The iron ore price rose on Thursday after the Chinese city of Zhengzhou said it would start building stalled housing projects.
According to Fastmarkets MB, benchmark 62% Fe fines imported into Northern China were changing hands for $100.62 a tonne Thursday morning, up 4.4%.
The most-traded January iron ore on China’s Dalian Commodity Exchange ended daytime trading 3.1% higher at 706 yuan ($101.54) a tonne, after hitting its strongest level since August 30 at 708.50 yuan.
Steel futures in Shanghai also advanced, despite concerns about intensifying covid-19 restrictions in the world’s biggest steel producer and iron ore consumer.
Zhengzhou city vowed to start building all stalled housing projects within 30 days, by making good use of special loans, asking developers to return misappropriated funds, and encouraging some real estate firms to file for bankruptcy, Reuters reported, citing three sources.

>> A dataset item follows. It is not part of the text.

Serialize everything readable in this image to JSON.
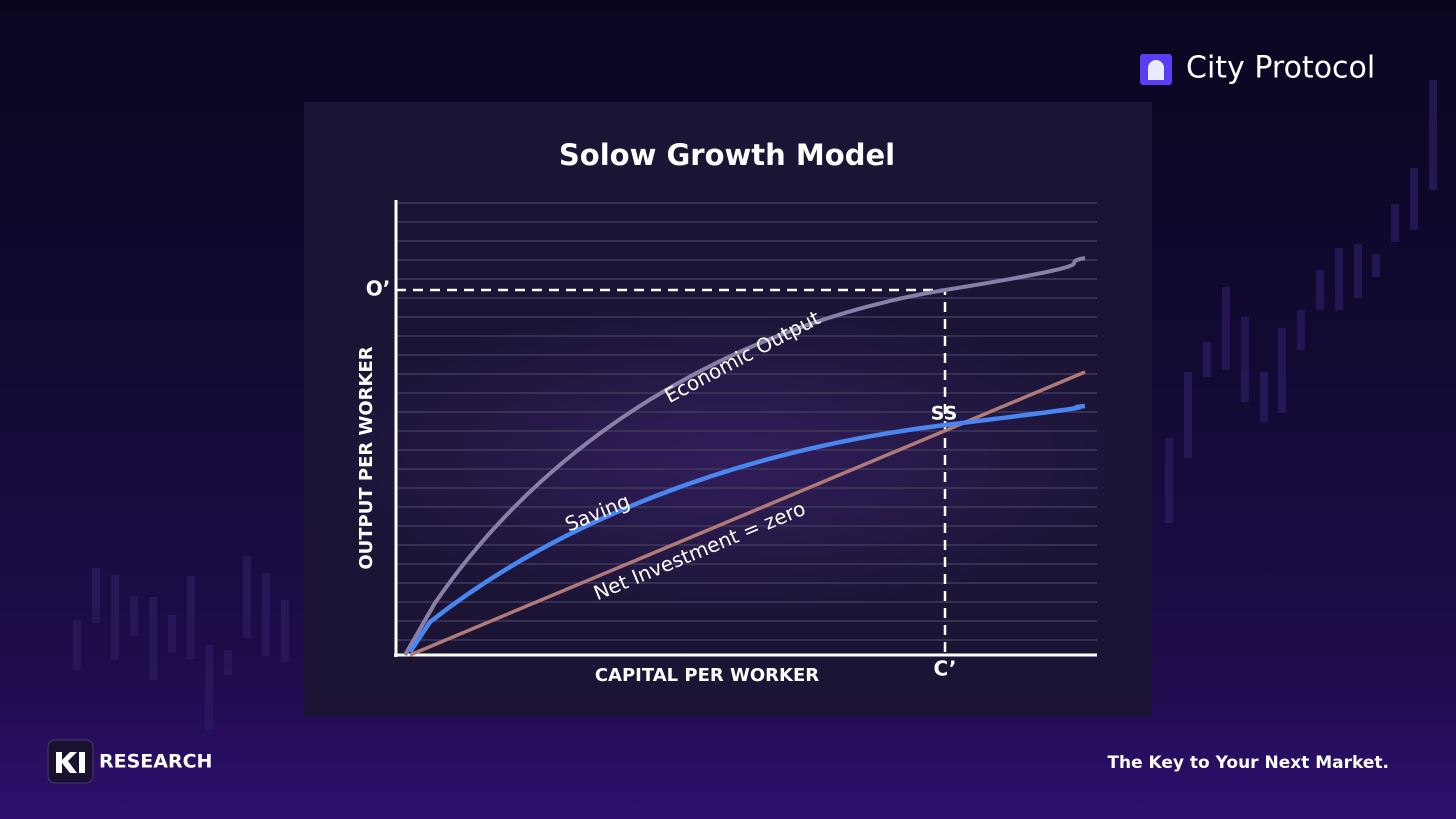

Homebuyers in at least 80 cities in China have threatened to halt making mortgage payments as liquidity problems or covid-19 restrictions hampered projects, adding to worries about an ailing property market.

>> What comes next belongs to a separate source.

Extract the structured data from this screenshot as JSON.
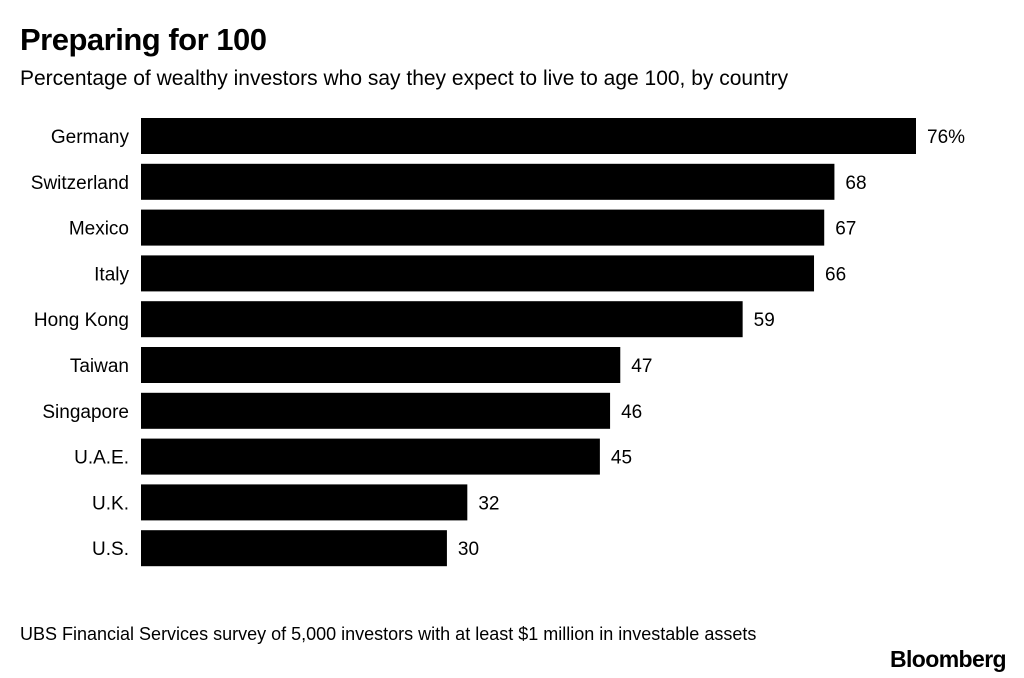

“The market is cautiously looking forward to September and October demand,” Zhongzhou Futures analysts said in a note, referring to China’s peak construction season.
China’s imports of iron ore in August rose 5.5% from the prior month, customs data showed on Wednesday, even as operating rates at blast furnaces only slightly improved.
The country brought in 96.21 million tonnes of the steelmaking raw material last month, up from July’s 91.24 million tonnes, the General Administration of Customs said.